Investor trying to rebuild his life
Brian Main: Like others, he fell for Jeffreys’ ideas
In 2006 and 2007, things were going very well for Brian Main.
Main was involved in several real estate deals that seemed ripe to produce fast, fat profits – deals that seem now, in the cold light of hindsight, too good to be true.
Which they were. A lot of people lost money in those deals – part of the trail of real estate transactions Greg Jeffreys compiled in the years before the boom busted – and some of them have alleged, in lawsuits, that Main was working in concert with Jeffreys to defraud them. Many of those allegations have appeared in this column.
But Main – who’s now living in New York City – says that he, like other investors, was taken in by Jeffreys’ schemes and was not a “co-conspirator.” He says everyone involved was too credulous, too willing to believe in the too-good-to-be-true. Main said that his entanglement in Jeffreys’ real estate deals at the Ridpath Hotel cost him everything – he walked away broke and unable to borrow in the town where he’d spent nearly two decades in real estate and development.
“I lost what would be a fortune for a lot of people,” he said. “There’s been this idea that I scammed people. … I’m not trying to say, ‘Oh, God, I’m such a great guy.’ I’m just tired of getting my head kicked in.”

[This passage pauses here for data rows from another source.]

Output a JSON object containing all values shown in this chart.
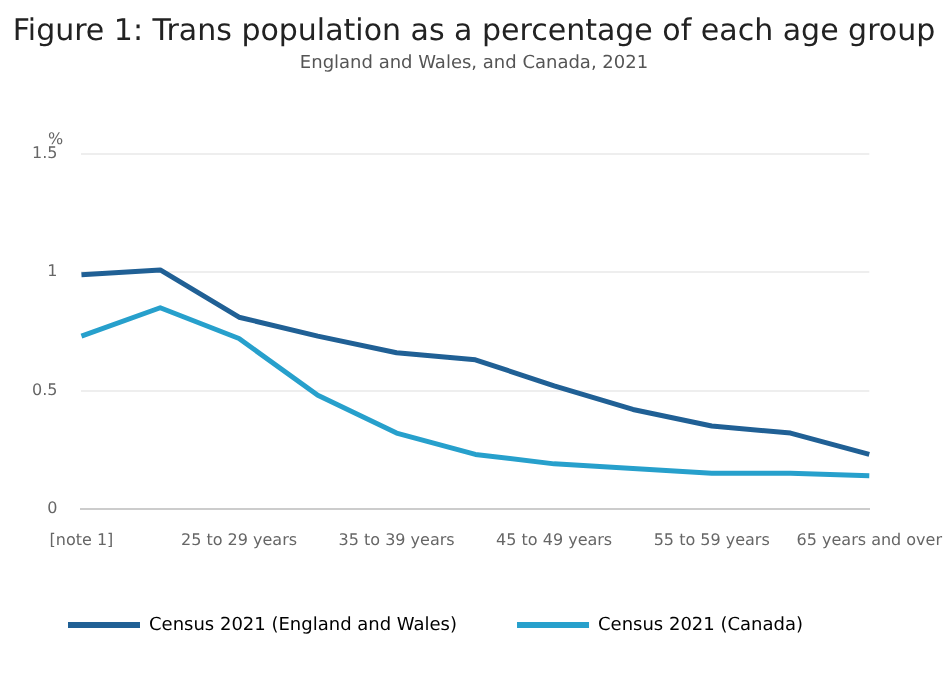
{
  "chart_data": {
    "type": "line",
    "title": "Figure 1: Trans population as a percentage of each age group",
    "subtitle": "England and Wales, and Canada, 2021",
    "ylabel": "%",
    "categories": [
      "[note 1]",
      null,
      "25 to 29 years",
      null,
      "35 to 39 years",
      null,
      "45 to 49 years",
      null,
      "55 to 59 years",
      null,
      "65 years and over"
    ],
    "series": [
      {
        "name": "Census 2021 (England and Wales)",
        "color": "#206095",
        "values": [
          0.99,
          1.01,
          0.81,
          0.73,
          0.66,
          0.63,
          0.52,
          0.42,
          0.35,
          0.32,
          0.23
        ]
      },
      {
        "name": "Census 2021 (Canada)",
        "color": "#27a0cc",
        "values": [
          0.73,
          0.85,
          0.72,
          0.48,
          0.32,
          0.23,
          0.19,
          0.17,
          0.15,
          0.15,
          0.14
        ]
      }
    ],
    "ylim": [
      0,
      1.5
    ],
    "yticks": [
      0,
      0.5,
      1,
      1.5
    ],
    "grid": "y",
    "legend": "bottom left",
    "marker": "none",
    "line_style": "solid"
  }
}
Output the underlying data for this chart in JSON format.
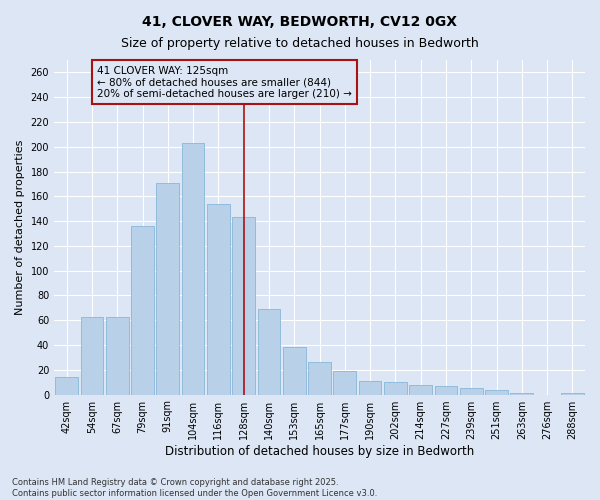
{
  "title": "41, CLOVER WAY, BEDWORTH, CV12 0GX",
  "subtitle": "Size of property relative to detached houses in Bedworth",
  "xlabel": "Distribution of detached houses by size in Bedworth",
  "ylabel": "Number of detached properties",
  "categories": [
    "42sqm",
    "54sqm",
    "67sqm",
    "79sqm",
    "91sqm",
    "104sqm",
    "116sqm",
    "128sqm",
    "140sqm",
    "153sqm",
    "165sqm",
    "177sqm",
    "190sqm",
    "202sqm",
    "214sqm",
    "227sqm",
    "239sqm",
    "251sqm",
    "263sqm",
    "276sqm",
    "288sqm"
  ],
  "values": [
    14,
    63,
    63,
    136,
    171,
    203,
    154,
    143,
    69,
    38,
    26,
    19,
    11,
    10,
    8,
    7,
    5,
    4,
    1,
    0,
    1
  ],
  "bar_color": "#b8d0e8",
  "bar_edge_color": "#7aafd4",
  "vline_x_pos": 7.0,
  "vline_color": "#aa1111",
  "annotation_line1": "41 CLOVER WAY: 125sqm",
  "annotation_line2": "← 80% of detached houses are smaller (844)",
  "annotation_line3": "20% of semi-detached houses are larger (210) →",
  "annotation_box_color": "#aa1111",
  "ylim": [
    0,
    270
  ],
  "yticks": [
    0,
    20,
    40,
    60,
    80,
    100,
    120,
    140,
    160,
    180,
    200,
    220,
    240,
    260
  ],
  "background_color": "#dce6f5",
  "grid_color": "#ffffff",
  "footer_line1": "Contains HM Land Registry data © Crown copyright and database right 2025.",
  "footer_line2": "Contains public sector information licensed under the Open Government Licence v3.0.",
  "title_fontsize": 10,
  "subtitle_fontsize": 9,
  "tick_fontsize": 7,
  "ylabel_fontsize": 8,
  "xlabel_fontsize": 8.5,
  "annotation_fontsize": 7.5,
  "footer_fontsize": 6
}
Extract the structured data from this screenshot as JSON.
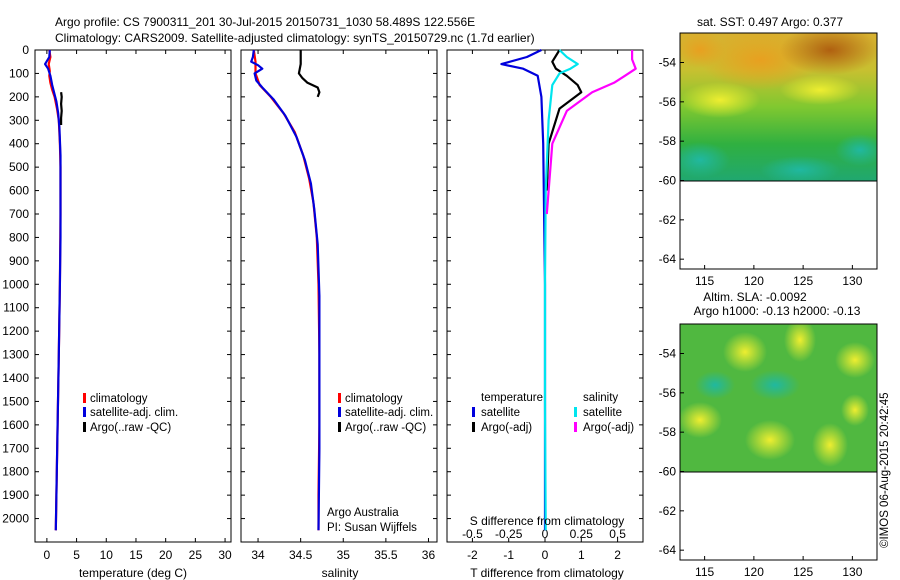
{
  "header": {
    "line1": "Argo profile: CS 7900311_201 30-Jul-2015 20150731_1030 58.489S 122.556E",
    "line2": "Climatology: CARS2009. Satellite-adjusted climatology: synTS_20150729.nc (1.7d earlier)"
  },
  "credit": "©IMOS 06-Aug-2015 20:42:45",
  "colors": {
    "climatology": "#ff0000",
    "satellite": "#0000dd",
    "argo": "#000000",
    "satellite_salinity": "#00e5ee",
    "argo_salinity": "#ff00ff"
  },
  "chart_data": [
    {
      "type": "line",
      "panel": "temperature",
      "xlabel": "temperature (deg C)",
      "ylabel": "",
      "xlim": [
        -2,
        31
      ],
      "ylim": [
        2100,
        0
      ],
      "xticks": [
        0,
        5,
        10,
        15,
        20,
        25,
        30
      ],
      "yticks": [
        0,
        100,
        200,
        300,
        400,
        500,
        600,
        700,
        800,
        900,
        1000,
        1100,
        1200,
        1300,
        1400,
        1500,
        1600,
        1700,
        1800,
        1900,
        2000
      ],
      "legend": {
        "position": "middle-left",
        "entries": [
          "climatology",
          "satellite-adj. clim.",
          "Argo(..raw -QC)"
        ]
      },
      "series": [
        {
          "name": "climatology",
          "color": "#ff0000",
          "points": [
            [
              0.4,
              0
            ],
            [
              0.6,
              30
            ],
            [
              0.3,
              60
            ],
            [
              0.5,
              90
            ],
            [
              0.4,
              110
            ],
            [
              0.6,
              140
            ],
            [
              0.9,
              170
            ],
            [
              1.3,
              200
            ],
            [
              1.7,
              250
            ],
            [
              2.0,
              300
            ],
            [
              2.2,
              400
            ],
            [
              2.3,
              500
            ],
            [
              2.3,
              700
            ],
            [
              2.2,
              1000
            ],
            [
              2.0,
              1300
            ],
            [
              1.8,
              1600
            ],
            [
              1.6,
              1900
            ],
            [
              1.5,
              2050
            ]
          ]
        },
        {
          "name": "satellite-adj. clim.",
          "color": "#0000dd",
          "points": [
            [
              0.5,
              0
            ],
            [
              0.4,
              30
            ],
            [
              -0.3,
              60
            ],
            [
              0.2,
              80
            ],
            [
              0.6,
              110
            ],
            [
              0.9,
              150
            ],
            [
              1.2,
              180
            ],
            [
              1.6,
              220
            ],
            [
              1.9,
              270
            ],
            [
              2.1,
              330
            ],
            [
              2.3,
              450
            ],
            [
              2.3,
              600
            ],
            [
              2.3,
              800
            ],
            [
              2.2,
              1000
            ],
            [
              2.0,
              1300
            ],
            [
              1.8,
              1600
            ],
            [
              1.6,
              1900
            ],
            [
              1.5,
              2050
            ]
          ]
        },
        {
          "name": "Argo(..raw -QC)",
          "color": "#000000",
          "points": [
            [
              2.4,
              180
            ],
            [
              2.5,
              200
            ],
            [
              2.4,
              230
            ],
            [
              2.5,
              260
            ],
            [
              2.4,
              290
            ],
            [
              2.4,
              320
            ]
          ]
        }
      ]
    },
    {
      "type": "line",
      "panel": "salinity",
      "xlabel": "salinity",
      "xlim": [
        33.8,
        36.1
      ],
      "ylim": [
        2100,
        0
      ],
      "xticks": [
        34,
        34.5,
        35,
        35.5,
        36
      ],
      "legend": {
        "position": "middle-right",
        "entries": [
          "climatology",
          "satellite-adj. clim.",
          "Argo(..raw -QC)"
        ]
      },
      "annotations": [
        "Argo Australia",
        "PI: Susan Wijffels"
      ],
      "series": [
        {
          "name": "climatology",
          "color": "#ff0000",
          "points": [
            [
              33.95,
              0
            ],
            [
              33.97,
              50
            ],
            [
              33.97,
              100
            ],
            [
              34.02,
              150
            ],
            [
              34.15,
              200
            ],
            [
              34.3,
              270
            ],
            [
              34.43,
              350
            ],
            [
              34.53,
              450
            ],
            [
              34.6,
              550
            ],
            [
              34.65,
              650
            ],
            [
              34.69,
              800
            ],
            [
              34.71,
              1000
            ],
            [
              34.72,
              1300
            ],
            [
              34.72,
              1600
            ],
            [
              34.71,
              1900
            ],
            [
              34.71,
              2050
            ]
          ]
        },
        {
          "name": "satellite-adj. clim.",
          "color": "#0000dd",
          "points": [
            [
              33.95,
              0
            ],
            [
              33.94,
              30
            ],
            [
              33.92,
              50
            ],
            [
              34.0,
              65
            ],
            [
              34.05,
              80
            ],
            [
              33.96,
              100
            ],
            [
              33.98,
              130
            ],
            [
              34.05,
              160
            ],
            [
              34.18,
              210
            ],
            [
              34.32,
              280
            ],
            [
              34.45,
              370
            ],
            [
              34.55,
              470
            ],
            [
              34.62,
              570
            ],
            [
              34.66,
              680
            ],
            [
              34.7,
              830
            ],
            [
              34.72,
              1050
            ],
            [
              34.72,
              1400
            ],
            [
              34.72,
              1700
            ],
            [
              34.71,
              2050
            ]
          ]
        },
        {
          "name": "Argo(..raw -QC)",
          "color": "#000000",
          "points": [
            [
              34.5,
              0
            ],
            [
              34.5,
              60
            ],
            [
              34.48,
              100
            ],
            [
              34.52,
              120
            ],
            [
              34.58,
              140
            ],
            [
              34.7,
              160
            ],
            [
              34.72,
              180
            ],
            [
              34.7,
              200
            ]
          ]
        }
      ]
    },
    {
      "type": "line",
      "panel": "difference",
      "xlabel": "T difference from climatology",
      "x2label": "S difference from climatology",
      "xlim": [
        -2.7,
        2.7
      ],
      "x2lim": [
        -0.675,
        0.675
      ],
      "ylim": [
        2100,
        0
      ],
      "xticks": [
        -2,
        -1,
        0,
        1,
        2
      ],
      "x2ticks": [
        -0.5,
        -0.25,
        0,
        0.25,
        0.5
      ],
      "legend": {
        "position": "middle",
        "headers": [
          "temperature",
          "salinity"
        ],
        "entries": [
          "satellite",
          "Argo(-adj)",
          "satellite",
          "Argo(-adj)"
        ]
      },
      "series": [
        {
          "name": "temperature satellite",
          "color": "#0000dd",
          "points": [
            [
              -0.1,
              0
            ],
            [
              -0.5,
              30
            ],
            [
              -1.2,
              60
            ],
            [
              -0.6,
              80
            ],
            [
              -0.2,
              110
            ],
            [
              -0.1,
              200
            ],
            [
              -0.05,
              400
            ],
            [
              0,
              1000
            ],
            [
              0,
              2050
            ]
          ]
        },
        {
          "name": "temperature Argo(-adj)",
          "color": "#000000",
          "points": [
            [
              0.4,
              0
            ],
            [
              0.2,
              50
            ],
            [
              0.3,
              80
            ],
            [
              0.6,
              110
            ],
            [
              0.9,
              150
            ],
            [
              1.0,
              180
            ],
            [
              0.4,
              250
            ],
            [
              0.1,
              400
            ],
            [
              0.05,
              600
            ]
          ]
        },
        {
          "name": "salinity satellite",
          "color": "#00e5ee",
          "points": [
            [
              0.4,
              0
            ],
            [
              0.6,
              30
            ],
            [
              0.9,
              60
            ],
            [
              0.7,
              80
            ],
            [
              0.4,
              100
            ],
            [
              0.2,
              150
            ],
            [
              0.1,
              300
            ],
            [
              0.02,
              600
            ],
            [
              0,
              1000
            ],
            [
              0,
              1500
            ],
            [
              0.02,
              2050
            ]
          ]
        },
        {
          "name": "salinity Argo(-adj)",
          "color": "#ff00ff",
          "points": [
            [
              2.4,
              0
            ],
            [
              2.4,
              40
            ],
            [
              2.5,
              80
            ],
            [
              2.2,
              110
            ],
            [
              1.9,
              140
            ],
            [
              1.3,
              180
            ],
            [
              0.6,
              260
            ],
            [
              0.2,
              400
            ],
            [
              0.05,
              700
            ]
          ]
        }
      ]
    },
    {
      "type": "heatmap",
      "panel": "sst",
      "title": "sat. SST: 0.497  Argo: 0.377",
      "xlim": [
        112.5,
        132.5
      ],
      "ylim": [
        -64.5,
        -52.5
      ],
      "xticks": [
        115,
        120,
        125,
        130
      ],
      "yticks": [
        -54,
        -56,
        -58,
        -60,
        -62,
        -64
      ],
      "data_extent_lat": [
        -60,
        -52.5
      ]
    },
    {
      "type": "heatmap",
      "panel": "sla",
      "title": "Altim. SLA: -0.0092",
      "subtitle": "Argo h1000: -0.13  h2000: -0.13",
      "xlim": [
        112.5,
        132.5
      ],
      "ylim": [
        -64.5,
        -52.5
      ],
      "xticks": [
        115,
        120,
        125,
        130
      ],
      "yticks": [
        -54,
        -56,
        -58,
        -60,
        -62,
        -64
      ],
      "data_extent_lat": [
        -60,
        -52.5
      ]
    }
  ]
}
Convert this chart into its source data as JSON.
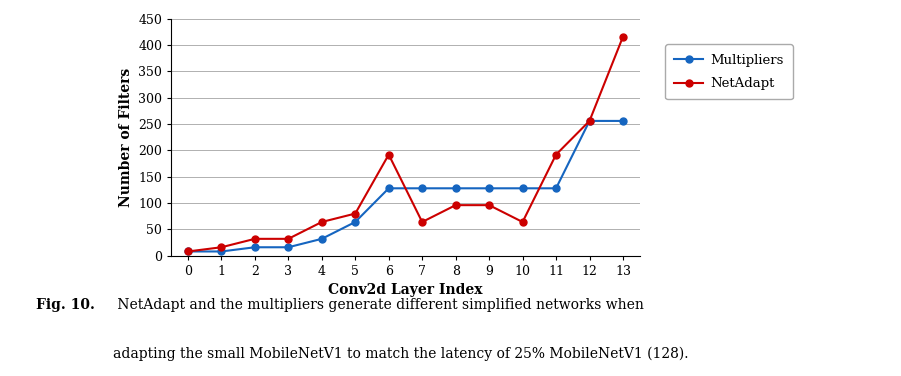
{
  "x": [
    0,
    1,
    2,
    3,
    4,
    5,
    6,
    7,
    8,
    9,
    10,
    11,
    12,
    13
  ],
  "multipliers": [
    8,
    8,
    16,
    16,
    32,
    64,
    128,
    128,
    128,
    128,
    128,
    128,
    256,
    256
  ],
  "netadapt": [
    8,
    16,
    32,
    32,
    64,
    80,
    192,
    64,
    96,
    96,
    64,
    192,
    256,
    416
  ],
  "multipliers_color": "#1565c0",
  "netadapt_color": "#cc0000",
  "marker": "o",
  "xlabel": "Conv2d Layer Index",
  "ylabel": "Number of Filters",
  "ylim": [
    0,
    450
  ],
  "yticks": [
    0,
    50,
    100,
    150,
    200,
    250,
    300,
    350,
    400,
    450
  ],
  "xticks": [
    0,
    1,
    2,
    3,
    4,
    5,
    6,
    7,
    8,
    9,
    10,
    11,
    12,
    13
  ],
  "legend_multipliers": "Multipliers",
  "legend_netadapt": "NetAdapt",
  "caption_bold": "Fig. 10.",
  "caption_rest": " NetAdapt and the multipliers generate different simplified networks when adapting the small MobileNetV1 to match the latency of 25% MobileNetV1 (128).",
  "background_color": "#ffffff",
  "grid_color": "#b0b0b0"
}
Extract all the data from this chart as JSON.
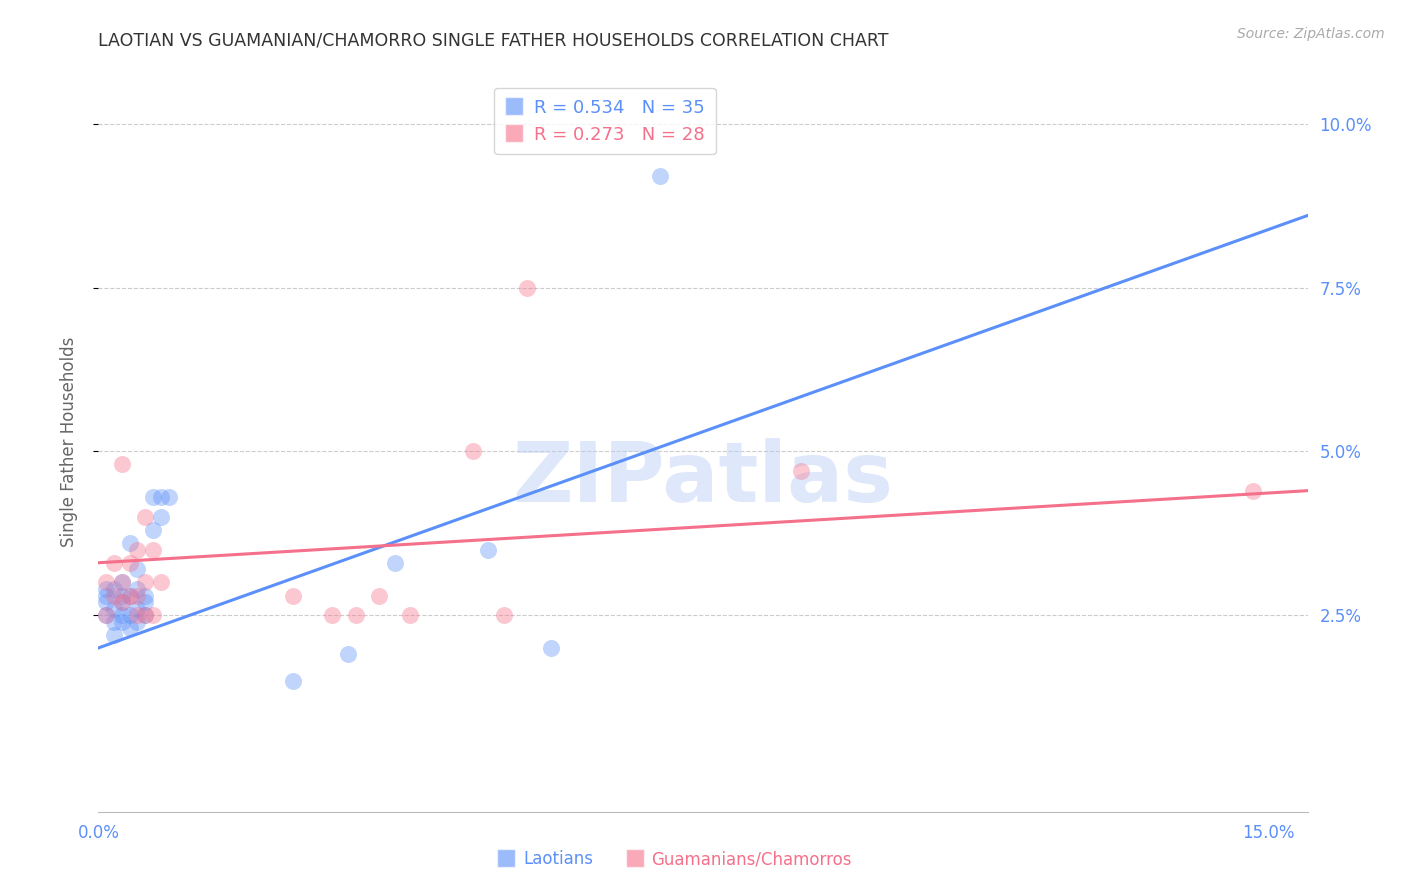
{
  "title": "LAOTIAN VS GUAMANIAN/CHAMORRO SINGLE FATHER HOUSEHOLDS CORRELATION CHART",
  "source": "Source: ZipAtlas.com",
  "ylabel": "Single Father Households",
  "watermark": "ZIPatlas",
  "xlim": [
    0.0,
    0.155
  ],
  "ylim": [
    -0.005,
    0.108
  ],
  "background_color": "#ffffff",
  "grid_color": "#cccccc",
  "laotian_color": "#5b8ff9",
  "guamanian_color": "#f5708a",
  "laotian_R": 0.534,
  "laotian_N": 35,
  "guamanian_R": 0.273,
  "guamanian_N": 28,
  "laotian_points_x": [
    0.001,
    0.001,
    0.001,
    0.001,
    0.002,
    0.002,
    0.002,
    0.002,
    0.003,
    0.003,
    0.003,
    0.003,
    0.003,
    0.004,
    0.004,
    0.004,
    0.004,
    0.005,
    0.005,
    0.005,
    0.005,
    0.006,
    0.006,
    0.006,
    0.007,
    0.007,
    0.008,
    0.008,
    0.009,
    0.025,
    0.032,
    0.038,
    0.05,
    0.058,
    0.072
  ],
  "laotian_points_y": [
    0.025,
    0.027,
    0.028,
    0.029,
    0.022,
    0.024,
    0.026,
    0.029,
    0.024,
    0.025,
    0.027,
    0.028,
    0.03,
    0.023,
    0.025,
    0.028,
    0.036,
    0.024,
    0.026,
    0.029,
    0.032,
    0.025,
    0.027,
    0.028,
    0.038,
    0.043,
    0.04,
    0.043,
    0.043,
    0.015,
    0.019,
    0.033,
    0.035,
    0.02,
    0.092
  ],
  "guamanian_points_x": [
    0.001,
    0.001,
    0.002,
    0.002,
    0.003,
    0.003,
    0.003,
    0.004,
    0.004,
    0.005,
    0.005,
    0.005,
    0.006,
    0.006,
    0.006,
    0.007,
    0.007,
    0.008,
    0.025,
    0.03,
    0.033,
    0.036,
    0.04,
    0.048,
    0.052,
    0.055,
    0.09,
    0.148
  ],
  "guamanian_points_y": [
    0.025,
    0.03,
    0.028,
    0.033,
    0.027,
    0.03,
    0.048,
    0.028,
    0.033,
    0.025,
    0.028,
    0.035,
    0.025,
    0.03,
    0.04,
    0.025,
    0.035,
    0.03,
    0.028,
    0.025,
    0.025,
    0.028,
    0.025,
    0.05,
    0.025,
    0.075,
    0.047,
    0.044
  ],
  "laotian_line_x": [
    0.0,
    0.155
  ],
  "laotian_line_y": [
    0.02,
    0.086
  ],
  "guamanian_line_x": [
    0.0,
    0.155
  ],
  "guamanian_line_y": [
    0.033,
    0.044
  ],
  "tick_color": "#5b8ff9",
  "title_color": "#333333",
  "axis_label_color": "#666666",
  "ytick_positions": [
    0.025,
    0.05,
    0.075,
    0.1
  ],
  "ytick_labels": [
    "2.5%",
    "5.0%",
    "7.5%",
    "10.0%"
  ]
}
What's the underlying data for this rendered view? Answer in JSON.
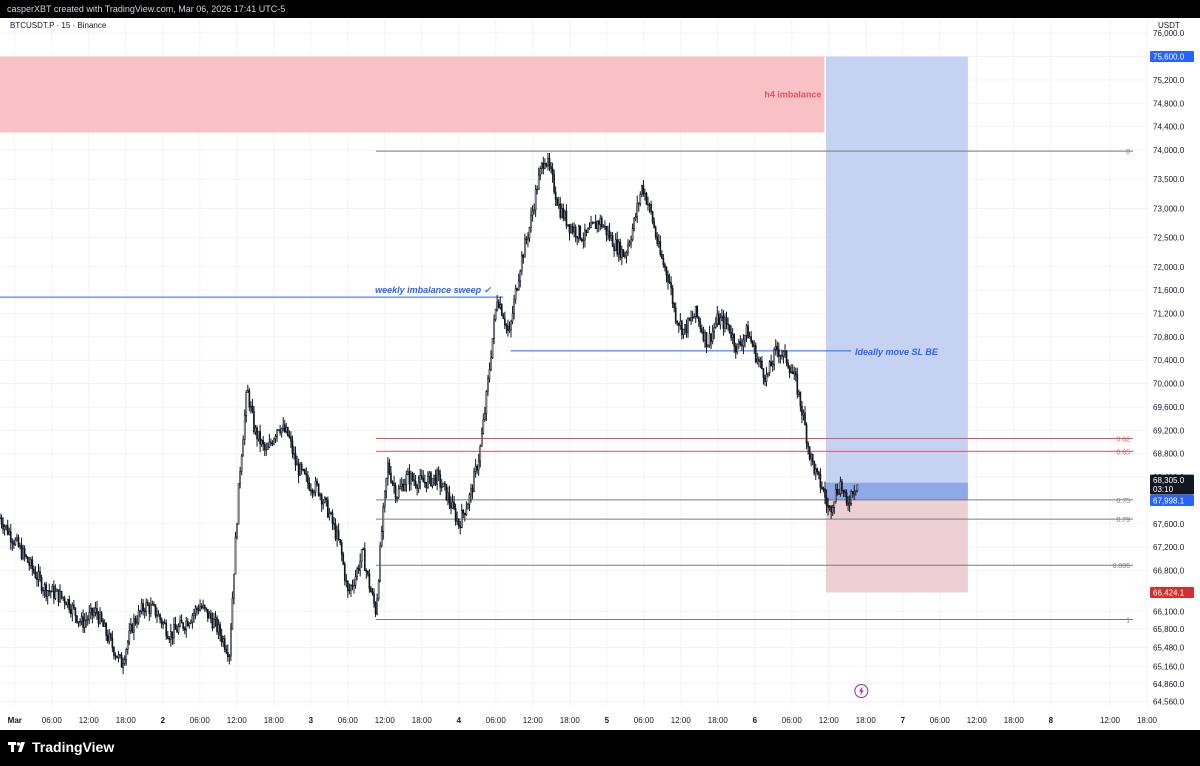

Main is a 47-year-old native of Reardan, Wash., and he still has a lot of family in Spokane. He says that the publicity surrounding his involvement in the Jeffreys deals at the Ridpath Hotel and on the West Plains has been “horrible” for him, his children and his parents. He says he has been constrained from speaking out publicly, in part because he’s been cooperating with federal investigators who were building a case against Jeffreys.
“The only person who has accused me of anything is Greg Jeffreys,” he says, referring to depositions Jeffreys has given in which he blames Main for problems that arose with overvalued properties.
Jeffreys now faces 73 felony charges in a massive federal indictment that alleges bank fraud, wire fraud, theft and other crimes. He is being held without bail. His wife, Kim Jeffreys, and girlfriend, Shannon Stiltner, are also charged in the case; both have been released on bonds.
Several people who invested money in Jeffreys’ projects have sued Jeffreys and others, alleging the deals were fraudulently inflated by appraisals based on sham transactions that Jeffreys orchestrated. Main is not a named defendant in most of those suits – nor is he implicated in the criminal case. He also has remained friends with his partners in those investments, he says.
The allegations in the lawsuits, however, include claims that he participated in these sham transactions. The pattern depicted is this: Jeffreys would make an agreement to buy a piece of property, put down earnest money, and then “assign” the rights to the property to another party for much, much more money. This on-paper assignment, which never actually closed, would then be used as a comparable sale to drive up the appraised value of the property, which would then be used to attract investors and arrange financing.
In at least a couple of transactions at the Ridpath, Jeffreys assigned the property to Main. Main acknowledges that the assignments occurred, but he says that he did not conspire with Jeffreys to dupe anyone, and that he had the same information as the rest of the partners in the investment. He says he and Jeffreys had become good friends at the time, and he trusted him that the transactions were sound. Main says he invested more of his own money than anyone else. He understood the assignments as part of an overall picture in which everyone would make money – including “meat on the bone” for Jeffreys.
“Greg did that all on his own,” he said. “He’d say, ‘OK, this is the value on it.’ I took him at his word.”
Main now knows that was a mistake. At the time, though, the real estate boom had colored everything, he said. For some, it erased the idea that anything was too good to be true. Though there is plenty of blame to go around, Main is accurate in noting that the transactions depended on people with unrealistic expectations who did not pay much attention to what they were doing.
“Everyone was in a frenzy – including me,” Main said. “Everyone was telling us yes, go, do another deal.”
Like other investors, Main said he relied upon the fact that credible, longstanding professionals in the community – attorneys, appraisers, bankers – signed off on the agreements. He says he understands now that he should have examined the bones of the deals more closely.
Main eventually signed over his interest in the Ridpath properties to other investors in 2008. His financial collapse took a toll in the millions, though some of that figure was based on ownership of properties at boom values. His business failure came at a time of great turmoil – he divorced, remarried and moved to Italy for a while. He’s since returned to Spokane and left again for New York City, where he is involved in several projects involving technologies tied to the North Dakota oil boom, he said.
“We keep coming back here,” he says of New York City. “Because it seems like this is the place to build yourself back up.”